Considérations sur Cicéron.

Cicéron et Pline le jeune étaient des ambitieux ; ils ont été jusqu’à solliciter les historiens de faire l’éloge de leurs faits et gestes. — Encore un fait qui fera ressortir la différence entre Épicure et Sénèque d’une part, Cicéron et ce Pline de l’autre. Les écrits mêmes de ceux-ci, qui, à mon sens, ressemblent peu, par l’esprit qui y règne, à ceux de Pline le naturaliste, oncle de ce dernier, sont des témoignages irrécusables dune nature ambitieuse au delà de toute mesure.
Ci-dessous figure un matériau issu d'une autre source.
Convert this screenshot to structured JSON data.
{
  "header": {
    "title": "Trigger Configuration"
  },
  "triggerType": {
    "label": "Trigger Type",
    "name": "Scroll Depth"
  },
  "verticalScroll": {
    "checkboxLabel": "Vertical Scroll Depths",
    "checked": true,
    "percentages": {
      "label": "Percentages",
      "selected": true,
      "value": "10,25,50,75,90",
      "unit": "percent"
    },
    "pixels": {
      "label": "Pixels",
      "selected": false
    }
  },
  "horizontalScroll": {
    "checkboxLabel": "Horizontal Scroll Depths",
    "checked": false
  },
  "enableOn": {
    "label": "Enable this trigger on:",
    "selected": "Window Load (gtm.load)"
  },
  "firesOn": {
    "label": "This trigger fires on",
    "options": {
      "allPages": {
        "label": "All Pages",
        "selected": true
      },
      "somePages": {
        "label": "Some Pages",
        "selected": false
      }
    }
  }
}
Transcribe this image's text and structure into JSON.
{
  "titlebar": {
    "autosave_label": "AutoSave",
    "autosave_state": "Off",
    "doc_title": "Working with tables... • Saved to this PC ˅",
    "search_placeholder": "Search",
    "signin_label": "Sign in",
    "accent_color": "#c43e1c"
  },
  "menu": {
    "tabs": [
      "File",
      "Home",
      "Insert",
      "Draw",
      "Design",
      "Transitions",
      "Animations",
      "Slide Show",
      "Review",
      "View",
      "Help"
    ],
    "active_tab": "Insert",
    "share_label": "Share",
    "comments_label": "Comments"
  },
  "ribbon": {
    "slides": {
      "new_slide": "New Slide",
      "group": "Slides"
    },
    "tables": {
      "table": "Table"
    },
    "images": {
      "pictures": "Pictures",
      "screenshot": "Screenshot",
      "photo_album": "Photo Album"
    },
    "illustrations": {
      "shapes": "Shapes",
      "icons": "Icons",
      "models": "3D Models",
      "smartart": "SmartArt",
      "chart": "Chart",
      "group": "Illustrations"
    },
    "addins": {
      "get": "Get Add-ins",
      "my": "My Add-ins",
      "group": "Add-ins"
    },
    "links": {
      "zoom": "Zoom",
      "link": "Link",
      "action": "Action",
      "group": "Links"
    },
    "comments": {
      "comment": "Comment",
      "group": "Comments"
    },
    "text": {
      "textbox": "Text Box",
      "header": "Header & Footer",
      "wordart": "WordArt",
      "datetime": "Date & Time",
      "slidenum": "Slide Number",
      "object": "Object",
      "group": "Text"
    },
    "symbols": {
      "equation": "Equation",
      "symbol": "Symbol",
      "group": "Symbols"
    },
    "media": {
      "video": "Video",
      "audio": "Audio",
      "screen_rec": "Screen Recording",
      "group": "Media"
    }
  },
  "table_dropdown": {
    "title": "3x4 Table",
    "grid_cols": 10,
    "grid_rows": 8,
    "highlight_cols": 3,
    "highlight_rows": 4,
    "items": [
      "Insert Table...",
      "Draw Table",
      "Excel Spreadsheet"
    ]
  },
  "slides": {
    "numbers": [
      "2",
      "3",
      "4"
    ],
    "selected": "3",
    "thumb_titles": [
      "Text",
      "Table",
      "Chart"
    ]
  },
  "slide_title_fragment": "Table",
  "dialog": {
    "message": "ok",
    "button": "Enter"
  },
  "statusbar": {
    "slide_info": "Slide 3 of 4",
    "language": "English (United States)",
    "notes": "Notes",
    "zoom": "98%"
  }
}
N’y sollicitent-ils pas entre autres, au su de tout le monde, les historiens de leur temps de ne pas omettre de les faire figurer dans leurs ouvrages ! La fortune, comme pour se jouer d’eux, a fait parvenir jusqu’à nous ces vaniteuses requêtes, alors que depuis longtemps sont perdus ces ouvrages où il est question d’eux.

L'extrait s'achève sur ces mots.